Depuis les années 2010, les Ouïghours, minorité musulmane turcophone de la province semi-désertique du Xinjiang, est persécutée par le pouvoir chinois en place. Envoyés de force dans des camps de rééducation, ils y subissent lavage de cerveau, torture, stérilisation, ce qui fait dire à de nombreux observateurs qu’il s’agit ni plus ni moins d’un génocide. Une enquête du New York Times révèle que les masques chirurgicaux exportés par la Chine et vendus à travers le monde sont le fruit du travail forcé de cette minorité persécutée.
Des masques fabriqués sous la contrainte ?
Une enquête édifiante du New York Times révèle des pratiques de travail forcé dans les camps de rééducation du Xinjiang, où sont enfermés des milliers de Ouïghours, minorité musulmane turcophone victime d’une violente répression par le pouvoir chinois. Le magazine américain s’est basé sur une centaine de vidéos des autorités chinoises, des photographies, documents gouvernementaux, suivis de cargaisons, pour en arriver à la conclusion que les masques exportés de Chine et vendus dans le monde entier sont le fruit de travaux forcés.
Comme le précise Le Monde, le gouvernement chinois a contraint cette minorité, ainsi que d’autres minorités musulmanes de Chine, à rejoindre les usines de fabrication d’équipement de protection individuelle (PPE, personal protective equipment), dans le cadre de sa lutte contre la pandémie de Covid-19. Selon le New York Times, qui se base sur les chiffres de l’Administration chinoise des produits médicaux, seules 4 entreprises du Xinjiang, avant la crise sanitaire, produisaient des masques de protection ; à présent, elles sont 51. Et parmi ces 51, au moins 17 d’entre elles font partie du programme de rééducation des Ouïghours mis en place par le gouvernement.

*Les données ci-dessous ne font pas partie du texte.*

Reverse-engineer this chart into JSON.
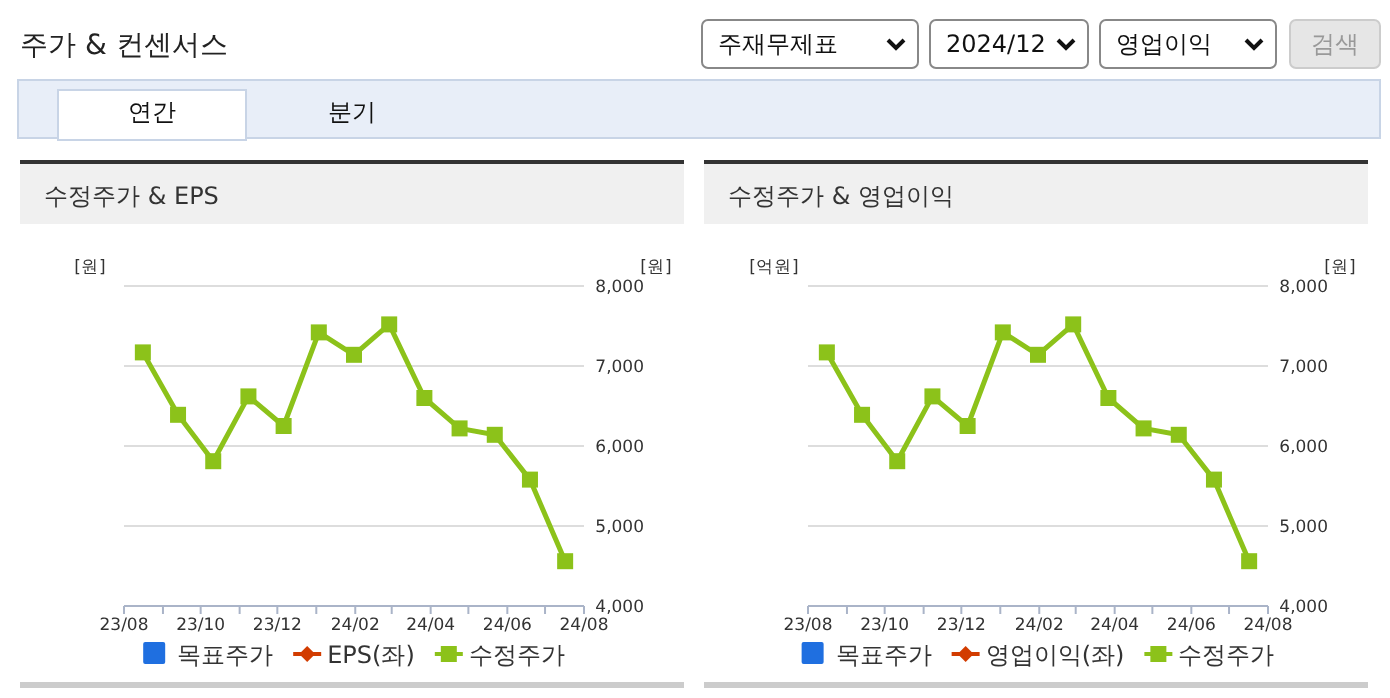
{
  "chart_data": [
    {
      "type": "other",
      "title": "주가 & 컨센서스",
      "annotations": [
        "주재무제표",
        "2024/12",
        "영업이익",
        "검색",
        "연간",
        "분기"
      ]
    },
    {
      "type": "line",
      "title": "수정주가 & EPS",
      "ylabel": "[원]",
      "y2label": "[원]",
      "x": [
        "2023-08-16",
        "2023-09-13",
        "2023-10-11",
        "2023-11-08",
        "2023-12-06",
        "2024-01-03",
        "2024-01-31",
        "2024-02-28",
        "2024-03-27",
        "2024-04-24",
        "2024-05-22",
        "2024-06-19",
        "2024-07-17"
      ],
      "xlim": [
        "2023-08-01",
        "2024-08-01"
      ],
      "xticks": [
        {
          "value": "2023-08-01",
          "label": "23/08"
        },
        {
          "value": "2023-09-01",
          "label": null
        },
        {
          "value": "2023-10-01",
          "label": "23/10"
        },
        {
          "value": "2023-11-01",
          "label": null
        },
        {
          "value": "2023-12-01",
          "label": "23/12"
        },
        {
          "value": "2024-01-01",
          "label": null
        },
        {
          "value": "2024-02-01",
          "label": "24/02"
        },
        {
          "value": "2024-03-01",
          "label": null
        },
        {
          "value": "2024-04-01",
          "label": "24/04"
        },
        {
          "value": "2024-05-01",
          "label": null
        },
        {
          "value": "2024-06-01",
          "label": "24/06"
        },
        {
          "value": "2024-07-01",
          "label": null
        },
        {
          "value": "2024-08-01",
          "label": "24/08"
        }
      ],
      "y2lim": [
        4000,
        8000
      ],
      "y2ticks": [
        {
          "value": 4000,
          "label": "4,000"
        },
        {
          "value": 5000,
          "label": "5,000"
        },
        {
          "value": 6000,
          "label": "6,000"
        },
        {
          "value": 7000,
          "label": "7,000"
        },
        {
          "value": 8000,
          "label": "8,000"
        }
      ],
      "grid": "y",
      "legend": "bottom",
      "series": [
        {
          "name": "목표주가",
          "type": "bar",
          "color": "#1f6fe0",
          "values": [
            null,
            null,
            null,
            null,
            null,
            null,
            null,
            null,
            null,
            null,
            null,
            null,
            null
          ]
        },
        {
          "name": "EPS(좌)",
          "type": "line",
          "marker": "diamond",
          "color": "#d23c00",
          "values": [
            null,
            null,
            null,
            null,
            null,
            null,
            null,
            null,
            null,
            null,
            null,
            null,
            null
          ]
        },
        {
          "name": "수정주가",
          "type": "line",
          "marker": "square",
          "axis": "y2",
          "color": "#8cc21a",
          "values": [
            7170,
            6390,
            5810,
            6620,
            6250,
            7420,
            7140,
            7520,
            6600,
            6220,
            6140,
            5580,
            4560
          ]
        }
      ]
    },
    {
      "type": "line",
      "title": "수정주가 & 영업이익",
      "ylabel": "[억원]",
      "y2label": "[원]",
      "x": [
        "2023-08-16",
        "2023-09-13",
        "2023-10-11",
        "2023-11-08",
        "2023-12-06",
        "2024-01-03",
        "2024-01-31",
        "2024-02-28",
        "2024-03-27",
        "2024-04-24",
        "2024-05-22",
        "2024-06-19",
        "2024-07-17"
      ],
      "xlim": [
        "2023-08-01",
        "2024-08-01"
      ],
      "xticks": [
        {
          "value": "2023-08-01",
          "label": "23/08"
        },
        {
          "value": "2023-09-01",
          "label": null
        },
        {
          "value": "2023-10-01",
          "label": "23/10"
        },
        {
          "value": "2023-11-01",
          "label": null
        },
        {
          "value": "2023-12-01",
          "label": "23/12"
        },
        {
          "value": "2024-01-01",
          "label": null
        },
        {
          "value": "2024-02-01",
          "label": "24/02"
        },
        {
          "value": "2024-03-01",
          "label": null
        },
        {
          "value": "2024-04-01",
          "label": "24/04"
        },
        {
          "value": "2024-05-01",
          "label": null
        },
        {
          "value": "2024-06-01",
          "label": "24/06"
        },
        {
          "value": "2024-07-01",
          "label": null
        },
        {
          "value": "2024-08-01",
          "label": "24/08"
        }
      ],
      "y2lim": [
        4000,
        8000
      ],
      "y2ticks": [
        {
          "value": 4000,
          "label": "4,000"
        },
        {
          "value": 5000,
          "label": "5,000"
        },
        {
          "value": 6000,
          "label": "6,000"
        },
        {
          "value": 7000,
          "label": "7,000"
        },
        {
          "value": 8000,
          "label": "8,000"
        }
      ],
      "grid": "y",
      "legend": "bottom",
      "series": [
        {
          "name": "목표주가",
          "type": "bar",
          "color": "#1f6fe0",
          "values": [
            null,
            null,
            null,
            null,
            null,
            null,
            null,
            null,
            null,
            null,
            null,
            null,
            null
          ]
        },
        {
          "name": "영업이익(좌)",
          "type": "line",
          "marker": "diamond",
          "color": "#d23c00",
          "values": [
            null,
            null,
            null,
            null,
            null,
            null,
            null,
            null,
            null,
            null,
            null,
            null,
            null
          ]
        },
        {
          "name": "수정주가",
          "type": "line",
          "marker": "square",
          "axis": "y2",
          "color": "#8cc21a",
          "values": [
            7170,
            6390,
            5810,
            6620,
            6250,
            7420,
            7140,
            7520,
            6600,
            6220,
            6140,
            5580,
            4560
          ]
        }
      ]
    }
  ]
}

Des pratiques s’apparentant à un génocide
La répression contre les Ouïghours s’intensifie en 2014, après un attentat provoqué par des séparatistes. Le gouvernement chinois lance alors sa « guerre contre le terrorisme ». Comme le rappelle Bénédicte Jeannerod, directrice de Human Rights Watch en France, à Brut, « au lieu de répondre de manière ciblée, ils [les autorités chinoises] ont décidé de mettre en place une campagne de répression de masse à l’échelle de toute la province et à l’échelle des 13 millions de Ouïghours et de musulmans qui vivent dans cette province« . Dans cette vidéo de Brut, on voit que même ceux qui sont réfugiés dans d’autres pays continuent de recevoir des menaces et des intimidations de la part des autorités chinoises, ou bien qui menacent leurs familles restées au pays.
Un million de Ouïghours sont internés dans ces camps, selon un rapport de 2018 d’Amnesty International. La Chine les appelle « centres de rééducation », mais leurs proches n’ont pas été avertis que ces personnes y étaient internées. Le chercheur allemand Adrian Zenz a publié en juillet 2020 un rapport sur la stérilisation forcée des femmes ouïghoures, pratique qui peut s’apparenter à un génocide. Il y explique que la « croissance naturelle de la population au Xinjiang a considérablement diminué », avec une « chute de 84 % dans les deux plus grandes préfectures ouïghoures entre 2015 et 2018 ». Dans ces camps, les personnes subissent un lavage de cerveau, où ils apprennent des chants patriotiques et sont forcés d’abandonner leurs croyances musulmanes. Leurs organes y seraient prélevés et vendus.
La France vient tout juste de condamner une « pratique inacceptable », par les voix du ministre des Affaires étrangères, Jean-Yves Le Drian, et de l’Économie, Bruno Le Maire. Jusque-là, la communauté internationale avait plutôt décidé de fermer les yeux. Seuls les États-Unis avaient fermement condamné la Chine, avec notamment la promulgation du Uyghur Human Rights Policy Act, « loi qui oblige (…) la Direction du renseignement national à rapporter au Congrès toute violation des droits de l’homme commise par le Parti communiste chinois et le gouvernement contre les Ouïghours ». La Nouvelle République rappelle, de son côté, les 5 critères de qualification d’un génocide : selon la Convention pour la prévention et la répression du crime de génocide des Nations unies, approuvée en 1948, un génocide est un crime « commis dans l’intention de détruire, ou tout ou en partie, un groupe national, ethnique, racial ou religieux ». Les actes qualifiés de génocidaires sont : « meurtre de membres du groupe » ; « atteinte grave à l’intégrité physique ou mentale de membres du groupe » ; « soumission intentionnelle du groupe à des conditions d’existence devant entraîner sa destruction physique totale ou partielle » ; « mesures visant à entraver les naissances au sein du groupe » ; « transfert forcé d’enfants du groupe à un autre groupe ». Force est donc de constater que les Ouïghours sont victimes d’un génocide par la Chine.